Trump wants German carmakers to “become American car companies.” How would that work exactly?
Trump wants German carmakers to “become American car companies.” How would that work exactly?
Earlier this fall, Republican presidential candidate Donald Trump spoke at a rally in Georgia and had a message to workers and foreign automakers: “I want German car companies to become American car companies. I want them to build their plants here.”
That suggests more incentives to German automakers to build their vehicles here, rather than shipping them in from there, or penalties for imports. To discuss from his vantage point in Berlin, Germany, Stephan Richter spoke with “Marketplace Morning Report” host David Brancaccio. Richter is the publisher and editor-in-chief of The Globalist. The following is an edited transcript of their conversation.
David Brancaccio: I mean, right now Germany’s Mercedes puts together some vehicles in Alabama and South Carolina; VW of Germany — Chattanooga, Tennessee; BMW — Greer, South Carolina. But not every German car or SUV is made here. How does the German car industry process something like what the former president said?
Stephan Richter: Well, it’s an attractive offer — especially if you look at the situation in China, where they’ve been totally dependent on high sales, all of these car companies. And they’re losing out badly. Their market shares are declining. The Chinese customers find those cars that the Germans produce no longer up to snuff. And in that Trump audio that you just played, there was lots of hooray, so at least American customers still seem to like German car companies. So that’s a good sign to begin with.

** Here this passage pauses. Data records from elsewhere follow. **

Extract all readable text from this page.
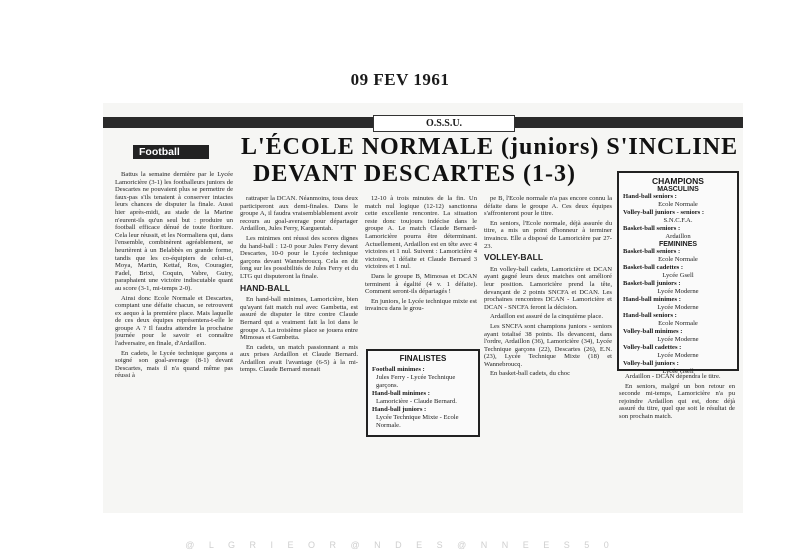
09 FEV 1961
O.S.S.U.
Football	L'ÉCOLE NORMALE (juniors) S'INCLINE
DEVANT DESCARTES (1-3)

Battus la semaine dernière par le Lycée Lamoricière (3-1) les footballeurs juniors de Descartes ne pouvaient plus se permettre de faux-pas s'ils tenaient à conserver intactes leurs chances de disputer la finale. Aussi hier après-midi, au stade de la Marine n'eurent-ils qu'un seul but : produire un football efficace dénué de toute fioriture. Cela leur réussit, et les Normaliens qui, dans l'ensemble, combinèrent agréablement, se heurtèrent à un Belabbès en grande forme, tandis que les co-équipiers de celui-ci, Moya, Martin, Kettaf, Ros, Couragier, Fadel, Brixi, Coquin, Vabre, Guiry, paraphaient une victoire indiscutable quant au score (3-1, mi-temps 2-0).

Ainsi donc Ecole Normale et Descartes, comptant une défaite chacun, se retrouvent ex aequo à la première place. Mais laquelle de ces deux équipes représentera-t-elle le groupe A ? Il faudra attendre la prochaine journée pour le savoir et connaître l'adversaire, en finale, d'Ardaillon.

En cadets, le Lycée technique garçons a soigné son goal-average (8-1) devant Descartes, mais il n'a quand même pas réussi à

rattraper la DCAN. Néanmoins, tous deux participeront aux demi-finales. Dans le groupe A, il faudra vraisemblablement avoir recours au goal-average pour départager Ardaillon, Jules Ferry, Karguentah.

Les minimes ont réussi des scores dignes du hand-ball : 12-0 pour Jules Ferry devant Descartes, 10-0 pour le Lycée technique garçons devant Wannebroucq. Cela en dit long sur les possibilités de Jules Ferry et du LTG qui disputeront la finale.

HAND-BALL

En hand-ball minimes, Lamoricière, bien qu'ayant fait match nul avec Gambetta, est assuré de disputer le titre contre Claude Bernard qui a vraiment fait la loi dans le groupe A. La troisième place se jouera entre Mimosas et Gambetta.

En cadets, un match passionnant a mis aux prises Ardaillon et Claude Bernard. Ardaillon avait l'avantage (6-5) à la mi-temps. Claude Bernard menait

12-10 à trois minutes de la fin. Un match nul logique (12-12) sanctionna cette excellente rencontre. La situation reste donc toujours indécise dans le groupe A. Le match Claude Bernard-Lamoricière pourra être déterminant. Actuellement, Ardaillon est en tête avec 4 victoires et 1 nul. Suivent : Lamoricière 4 victoires, 1 défaite et Claude Bernard 3 victoires et 1 nul.

Dans le groupe B, Mimosas et DCAN terminent à égalité (4 v. 1 défaite). Comment seront-ils départagés !

En juniors, le Lycée technique mixte est invaincu dans le grou-

FINALISTES
Football minimes :
Jules Ferry - Lycée Technique garçons.
Hand-ball minimes :
Lamoricière - Claude Bernard.
Hand-ball juniors :
Lycée Technique Mixte - Ecole Normale.

pe B, l'Ecole normale n'a pas encore connu la défaite dans le groupe A. Ces deux équipes s'affronteront pour le titre.

En seniors, l'Ecole normale, déjà assurée du titre, a mis un point d'honneur à terminer invaincu. Elle a disposé de Lamoricière par 27-23.

VOLLEY-BALL

En volley-ball cadets, Lamoricière et DCAN ayant gagné leurs deux matches ont amélioré leur position. Lamoricière prend la tête, devançant de 2 points SNCFA et DCAN. Les prochaines rencontres DCAN - Lamoricière et DCAN - SNCFA feront la décision.

Ardaillon est assuré de la cinquième place.

Les SNCFA sont champions juniors - seniors ayant totalisé 38 points. Ils devancent, dans l'ordre, Ardaillon (36), Lamoricière (34), Lycée Technique garçons (22), Descartes (26), E.N. (23), Lycée Technique Mixte (18) et Wannebroucq.

En basket-ball cadets, du choc

CHAMPIONS
MASCULINS
Hand-ball seniors :
Ecole Normale
Volley-ball juniors - seniors :
S.N.C.F.A.
Basket-ball seniors :
Ardaillon
FEMININES
Basket-ball seniors :
Ecole Normale
Basket-ball cadettes :
Lycée Gsell
Basket-ball juniors :
Lycée Moderne
Hand-ball minimes :
Lycée Moderne
Hand-ball seniors :
Ecole Normale
Volley-ball minimes :
Lycée Moderne
Volley-ball cadettes :
Lycée Moderne
Volley-ball juniors :
Lycée Gsell

Ardaillon - DCAN dépendra le titre.

En seniors, malgré un bon retour en seconde mi-temps, Lamoricière n'a pu rejoindre Ardaillon qui est, donc déjà assuré du titre, quel que soit le résultat de son prochain match.

@ L G R I E O R @ N D E S @ N N E E S 5 0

Brancaccio: So that’s interesting. So if someone’s waving an incentive of sorts, some of these German car makers might embrace. I mean, can’t they just sell their vehicles in Europe, a vast market?
Richter: The economy in Europe is very slow. We know that the economy in the United States, for all the political hooplas, will remain relatively strong for the next 20 years, which one cannot assume in Europe. That’s the first thing. The second thing is that productivity in Europe, unlike in the United States, is also very low. VW in Germany has lost about close to 20% of productivity between 2019 and 2022. And that is, to a large part, a function of union rules and of a company being organized mostly for the benefit of making jobs permanent at all times, regardless of what the market does. So that’s not any good way to run a company. And for that reason, it would be quite attractive to shift operations even more into the United States.
Brancaccio: All right, but that’s a big ticket item — either expanding a factory in the United States or building a fresh one. Do you think German car companies be willing to take that kind of plunge, given all the money it would cost?
Richter: You know, yes, it will be difficult. You are absolutely right. On the other hand, they’re getting more and more desperate in their home market. It is a mixed situation. Of course, one can never really rely on Trump if he gets elected, and whether he means it and all of that. But suffice it to say that the situation here in Germany for the car industry is so desperate that I think they’d be willing to grab at any straw, even considering the fact that the U.S. car market can’t exactly be called undersaturated. But you know, despair reigns here, and that’s a big change compared to the last four or five decades when German carmakers ruled the universe.